Finding the Soul of the House
We found ourselves busy pulling many of the structures of the house apart and putting them together again, what we did know quite well by now was something about the materials used in its building. The construction was beautifully efficient. Totally insulated by stone, earth, wood and reeds, it could stand for hundreds of years if lived in and cared for. However, being made with natural materials, when abandoned a house like this would quickly deteriorate and become just a pile of stones and timber in a field. Modern cement houses unfortunately don’t disintegrate as beautifully, and an abandoned cement factory, showroom or warehouse usually becomes an ugly eyesore – as so many have in modern Greece.
Takis in his Carpentry Workroom
We tried to honour the architectural signs of the house’s past. But as we couldn’t consult with any of George and Ephterpi’s generation, all I could do, as I’ve mentioned, was to try to put myself in grandmother Ephterpi’s shoes. I played with the idea that the passions and energies of past generations remain imprinted on a house.
Julia Painting a Ceiling
It was this imagining, and the familiarity of living there ourselves for some years, that gave me the clue to find the well, and later the chimney.
It all began with a watermelon
One evening, as Takis and I were walking around the property doing one of our post-siesta inspections, we were stopped at the back wall by a voice calling to us from the now reinforced car park above. It was Irini, another neighbour. She was hanging her washing out up there. She and Takis spoke of various things and then I whispered a question, ‘Ask her if she can remember if there was ever a well here.’I’d been looking that day at a concrete square in the middle of the rough stone floor of the old laundry, and I wondered about it. Now she pointed to this very building and said, ‘It’s in there, in the old laundry.’
‘Right first time,’ I murmured to myself.
After she’d left we went to inspect the concrete block more carefully. Takis got a couple of tools and levered it up while I wedged it open.
‘No nasty smell,’ I said. ‘It’s not the septic tank.’
‘They wouldn’t have put the septic here, away from the house. We’ll probably find that closer to the bathroom.’
I found a small stone and dropped it into the hole. We both stood listening. A couple of seconds later we heard a splash. We whooped with excitement. We had our own water supply on the property: what a bonus!
‘It’s probably undrinkable with so many houses around us, each with their own septic.’
‘But at least we’ll have water for the garden,’ I said with great satisfaction.
The next day Takis asked Anestis and Marcos to open up the well again. He wanted to see how much water it held. Panayiotis, another neighbour, had called by and the four men lifted the slab then lowered a string with a weight attached. We discovered we had three metres of water at a depth of six metres. That sounded pretty good to me.

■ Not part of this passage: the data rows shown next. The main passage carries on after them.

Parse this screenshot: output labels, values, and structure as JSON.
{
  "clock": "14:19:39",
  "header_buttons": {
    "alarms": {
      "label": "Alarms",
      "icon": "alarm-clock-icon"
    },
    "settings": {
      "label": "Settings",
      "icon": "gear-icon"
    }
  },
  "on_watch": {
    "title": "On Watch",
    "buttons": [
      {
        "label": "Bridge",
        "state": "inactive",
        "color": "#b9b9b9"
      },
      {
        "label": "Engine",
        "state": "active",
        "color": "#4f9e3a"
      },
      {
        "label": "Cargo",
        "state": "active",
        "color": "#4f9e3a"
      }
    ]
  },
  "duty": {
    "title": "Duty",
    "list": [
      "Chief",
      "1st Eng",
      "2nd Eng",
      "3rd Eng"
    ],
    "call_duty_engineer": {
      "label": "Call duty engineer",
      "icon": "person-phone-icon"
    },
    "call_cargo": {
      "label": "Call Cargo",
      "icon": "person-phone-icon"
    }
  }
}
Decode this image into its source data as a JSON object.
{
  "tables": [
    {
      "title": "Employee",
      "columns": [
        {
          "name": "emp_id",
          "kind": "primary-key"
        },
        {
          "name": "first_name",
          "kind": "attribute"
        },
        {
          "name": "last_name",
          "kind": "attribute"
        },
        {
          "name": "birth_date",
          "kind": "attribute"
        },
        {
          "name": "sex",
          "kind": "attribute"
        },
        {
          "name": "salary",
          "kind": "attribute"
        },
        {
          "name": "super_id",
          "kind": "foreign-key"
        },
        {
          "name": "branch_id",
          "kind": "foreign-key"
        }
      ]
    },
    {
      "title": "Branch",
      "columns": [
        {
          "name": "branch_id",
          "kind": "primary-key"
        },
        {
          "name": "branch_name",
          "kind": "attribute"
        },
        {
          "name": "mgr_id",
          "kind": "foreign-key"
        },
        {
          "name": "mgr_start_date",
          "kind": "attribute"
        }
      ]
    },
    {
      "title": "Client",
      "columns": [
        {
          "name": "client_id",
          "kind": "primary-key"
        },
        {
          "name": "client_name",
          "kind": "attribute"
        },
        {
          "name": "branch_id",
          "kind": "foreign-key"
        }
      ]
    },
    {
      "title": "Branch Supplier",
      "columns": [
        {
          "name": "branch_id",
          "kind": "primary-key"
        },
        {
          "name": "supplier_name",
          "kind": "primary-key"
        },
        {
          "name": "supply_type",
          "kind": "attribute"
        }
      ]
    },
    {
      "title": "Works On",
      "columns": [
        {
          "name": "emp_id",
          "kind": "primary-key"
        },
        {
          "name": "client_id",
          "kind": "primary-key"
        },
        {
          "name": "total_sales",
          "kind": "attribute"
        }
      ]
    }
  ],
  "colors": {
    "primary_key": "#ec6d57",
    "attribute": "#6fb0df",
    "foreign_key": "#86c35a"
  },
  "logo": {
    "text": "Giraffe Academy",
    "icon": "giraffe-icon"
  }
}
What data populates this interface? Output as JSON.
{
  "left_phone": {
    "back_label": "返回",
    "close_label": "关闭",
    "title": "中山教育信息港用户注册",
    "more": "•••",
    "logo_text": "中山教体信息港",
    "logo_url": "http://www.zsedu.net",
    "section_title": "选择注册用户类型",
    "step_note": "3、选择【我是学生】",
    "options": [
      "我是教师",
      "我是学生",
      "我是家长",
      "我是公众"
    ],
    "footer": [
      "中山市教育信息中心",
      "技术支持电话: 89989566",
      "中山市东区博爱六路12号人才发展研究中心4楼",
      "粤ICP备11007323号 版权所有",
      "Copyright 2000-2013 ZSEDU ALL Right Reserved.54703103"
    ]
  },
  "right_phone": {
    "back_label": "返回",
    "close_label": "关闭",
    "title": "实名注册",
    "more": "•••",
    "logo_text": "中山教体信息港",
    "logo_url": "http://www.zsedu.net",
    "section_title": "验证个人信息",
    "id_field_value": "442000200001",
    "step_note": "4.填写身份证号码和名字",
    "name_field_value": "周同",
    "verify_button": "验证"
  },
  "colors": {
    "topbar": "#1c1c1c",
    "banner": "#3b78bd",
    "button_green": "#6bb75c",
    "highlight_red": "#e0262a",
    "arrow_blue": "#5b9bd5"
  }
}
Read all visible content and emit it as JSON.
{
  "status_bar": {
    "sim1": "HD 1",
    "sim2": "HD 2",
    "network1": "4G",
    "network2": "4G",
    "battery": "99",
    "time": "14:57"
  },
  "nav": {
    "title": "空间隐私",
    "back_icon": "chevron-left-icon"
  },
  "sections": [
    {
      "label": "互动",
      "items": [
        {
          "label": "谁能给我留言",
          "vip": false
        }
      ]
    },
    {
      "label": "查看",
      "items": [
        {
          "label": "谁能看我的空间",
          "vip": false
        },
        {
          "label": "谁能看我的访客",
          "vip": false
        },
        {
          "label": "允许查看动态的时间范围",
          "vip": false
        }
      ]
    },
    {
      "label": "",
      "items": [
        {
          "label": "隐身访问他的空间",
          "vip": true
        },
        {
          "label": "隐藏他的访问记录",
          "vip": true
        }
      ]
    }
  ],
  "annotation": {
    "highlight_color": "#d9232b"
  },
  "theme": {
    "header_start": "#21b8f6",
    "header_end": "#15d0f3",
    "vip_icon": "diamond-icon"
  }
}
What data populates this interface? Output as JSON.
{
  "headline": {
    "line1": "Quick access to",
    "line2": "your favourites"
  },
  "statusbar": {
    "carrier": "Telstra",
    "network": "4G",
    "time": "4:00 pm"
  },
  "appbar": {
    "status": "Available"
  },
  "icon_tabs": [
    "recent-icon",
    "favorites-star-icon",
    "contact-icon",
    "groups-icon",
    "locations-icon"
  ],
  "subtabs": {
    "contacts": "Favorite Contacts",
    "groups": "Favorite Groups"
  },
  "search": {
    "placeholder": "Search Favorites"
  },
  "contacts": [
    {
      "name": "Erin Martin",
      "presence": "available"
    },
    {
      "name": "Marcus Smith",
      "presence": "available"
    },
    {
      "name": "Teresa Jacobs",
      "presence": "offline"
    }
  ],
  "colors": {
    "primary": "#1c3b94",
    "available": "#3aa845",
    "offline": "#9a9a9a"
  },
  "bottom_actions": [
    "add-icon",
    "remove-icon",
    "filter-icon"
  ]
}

Takis and Neigbours Sounding the Well
Another renovation that returned the house to a previous set-up came about when I explored a large bulge on one of the walls of a small bedroom on the middle floor. I’d become suspicious that there might be something behind the plasterwork, and I began tapping on the surface. Hearing a hollow ring in the centre I called Takis and pointed out the shape of the bulge and the possibility of something being behind the plaster. He soon had Anestis attacking the plaster with a sledgehammer. We all shouted with joy and surprise when we found what I’d been suspecting, an old fireplace. Though there wasn’t a chimney opening on the roof we could now see there was a chimney vent going up through the thick wall. However, it didn’t look as a fire had ever been lit there as the brickwork wasn’t sooty. Maybe the structure had only been used for keeping pans warm, with a few hot coals placed under the saucepans that had been brought upstairs from the furno. It seemed a good explanation, for this room was just across the landing from the room that had once been the dining room. What was truly wonderful about this find was the beautifully cut stone arch around the fireplace, so soon Anestis was set to work to uncover and strengthen this feature.
The old chimney place
Yet mysteries remained. Often we could only speculate about the use of some of the rooms. For instance, why were all four walls of the room just inside the front door two feet thick? Was it the outline of some original shepherd’s hut, and perhaps the future house grew around that first structure? Or was this room built at the same time as the rest of the house, and made so solid because it was to be a storeroom?